A distributional and syntactic approach to fine-grained opinion mining

Thumbnail Image


Publication or External Link






This thesis contributes to a larger social science research program of

analyzing the diffusion of IT innovations. We show how to

automatically discriminate portions of text dealing with opinions

about innovations by finding {source, target, opinion} triples in text.

In this context, we can discern a list of innovations as targets from

the domain itself. We can then use this list as an anchor for finding

the other two members of the triple at a ``fine-grained''

level---paragraph contexts or less.

We first demonstrate a vector space model for finding opinionated

contexts in which the innovation targets are mentioned. We can find

paragraph-level contexts by searching for an

``expresses-an-opinion-about'' relation between sources and targets

using a supervised model with an SVM that uses features derived from a

general-purpose subjectivity lexicon and a corpus indexing tool.
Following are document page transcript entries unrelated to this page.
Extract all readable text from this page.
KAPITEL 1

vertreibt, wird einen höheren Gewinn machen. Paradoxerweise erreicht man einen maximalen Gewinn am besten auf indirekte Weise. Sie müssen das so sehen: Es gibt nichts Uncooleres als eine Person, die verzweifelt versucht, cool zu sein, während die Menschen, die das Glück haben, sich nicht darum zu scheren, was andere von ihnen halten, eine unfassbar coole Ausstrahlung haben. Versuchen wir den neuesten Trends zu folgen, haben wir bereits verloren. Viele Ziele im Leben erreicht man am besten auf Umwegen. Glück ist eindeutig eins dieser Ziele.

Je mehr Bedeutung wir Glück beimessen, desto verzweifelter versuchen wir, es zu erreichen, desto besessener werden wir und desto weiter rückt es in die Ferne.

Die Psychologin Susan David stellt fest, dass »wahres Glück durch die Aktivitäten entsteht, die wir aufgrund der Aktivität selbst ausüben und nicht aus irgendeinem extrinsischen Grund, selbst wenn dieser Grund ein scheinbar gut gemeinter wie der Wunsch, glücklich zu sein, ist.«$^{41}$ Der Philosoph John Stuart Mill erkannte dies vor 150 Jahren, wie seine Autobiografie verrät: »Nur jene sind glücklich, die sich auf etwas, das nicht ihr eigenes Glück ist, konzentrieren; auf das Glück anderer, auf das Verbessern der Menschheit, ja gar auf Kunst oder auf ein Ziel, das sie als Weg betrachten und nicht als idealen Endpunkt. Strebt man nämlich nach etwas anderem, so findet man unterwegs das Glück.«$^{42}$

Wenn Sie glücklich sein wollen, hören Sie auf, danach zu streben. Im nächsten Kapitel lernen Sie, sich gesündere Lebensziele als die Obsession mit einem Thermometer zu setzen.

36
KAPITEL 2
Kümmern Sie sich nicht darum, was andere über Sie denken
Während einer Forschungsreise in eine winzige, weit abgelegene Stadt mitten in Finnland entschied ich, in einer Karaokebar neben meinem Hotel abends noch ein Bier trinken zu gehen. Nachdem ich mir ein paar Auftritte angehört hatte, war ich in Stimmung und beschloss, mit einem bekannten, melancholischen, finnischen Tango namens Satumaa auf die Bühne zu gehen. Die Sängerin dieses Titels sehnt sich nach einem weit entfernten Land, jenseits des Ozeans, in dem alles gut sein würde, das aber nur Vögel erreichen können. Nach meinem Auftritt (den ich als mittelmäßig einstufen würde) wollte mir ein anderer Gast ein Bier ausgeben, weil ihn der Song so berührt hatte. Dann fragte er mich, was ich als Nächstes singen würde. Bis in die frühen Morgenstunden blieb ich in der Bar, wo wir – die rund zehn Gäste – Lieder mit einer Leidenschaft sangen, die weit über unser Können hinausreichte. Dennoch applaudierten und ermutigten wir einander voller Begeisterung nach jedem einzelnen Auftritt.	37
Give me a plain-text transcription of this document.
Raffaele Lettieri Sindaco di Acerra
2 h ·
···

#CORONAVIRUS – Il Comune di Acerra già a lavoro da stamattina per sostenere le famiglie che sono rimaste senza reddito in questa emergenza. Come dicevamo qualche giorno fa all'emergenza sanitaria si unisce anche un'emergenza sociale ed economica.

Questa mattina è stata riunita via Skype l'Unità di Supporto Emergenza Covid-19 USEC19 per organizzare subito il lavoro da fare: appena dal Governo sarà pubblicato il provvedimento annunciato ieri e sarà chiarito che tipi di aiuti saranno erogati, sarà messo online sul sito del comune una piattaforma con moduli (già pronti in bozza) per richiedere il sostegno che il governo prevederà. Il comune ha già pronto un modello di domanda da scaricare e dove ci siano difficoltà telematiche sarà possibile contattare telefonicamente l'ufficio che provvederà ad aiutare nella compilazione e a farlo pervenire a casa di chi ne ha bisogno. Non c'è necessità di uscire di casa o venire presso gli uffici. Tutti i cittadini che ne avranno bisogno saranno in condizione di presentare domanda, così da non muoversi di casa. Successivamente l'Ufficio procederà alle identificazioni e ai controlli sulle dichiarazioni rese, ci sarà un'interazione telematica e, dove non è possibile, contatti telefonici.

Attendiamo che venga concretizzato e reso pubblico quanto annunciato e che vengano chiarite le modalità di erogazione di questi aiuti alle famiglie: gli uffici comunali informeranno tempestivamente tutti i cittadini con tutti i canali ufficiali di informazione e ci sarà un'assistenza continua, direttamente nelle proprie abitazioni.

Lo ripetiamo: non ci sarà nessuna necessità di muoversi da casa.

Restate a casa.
We

show that our algorithm correctly filters the domain relevant subset

of subjectivity terms so that they are more highly valued.

We then turn to identifying the opinion. Typically, opinions in

opinion mining are taken to be positive or negative. We discuss a

crowd sourcing technique developed to create the seed data describing

human perception of opinion bearing language needed for our supervised

learning algorithm. Our user interface successfully limited the

meta-subjectivity inherent in the task (``What is an opinion?'') while

reliably retrieving relevant opinionated words using labour not expert

in the domain.

Finally, we developed a new data structure and modeling technique for

connecting targets with the correct within-sentence opinionated

language. Syntactic relatedness tries (SRTs) contain all paths from a

dependency graph of a sentence that connect a target expression to a

candidate opinionated word. We use factor graphs to model how far a

path through the SRT must be followed in order to connect the right

targets to the right words. It turns out that we can correctly label

significant portions of these tries with very rudimentary features

such as part-of-speech tags and dependency labels with minimal

processing. This technique uses the data from the crowdsourcing

technique we developed as training data.

We conclude by placing our work in the context of a larger sentiment

classification pipeline and by describing a model for learning from

the data structures produced by our work. This work contributes to

computational linguistics by proposing and verifying new data

gathering techniques and applying recent developments in machine

learning to inference over grammatical structures for highly

subjective purposes. It applies a suffix tree-based data structure to

model opinion in a specific domain by imposing a restriction on the

order in which the data is stored in the structure.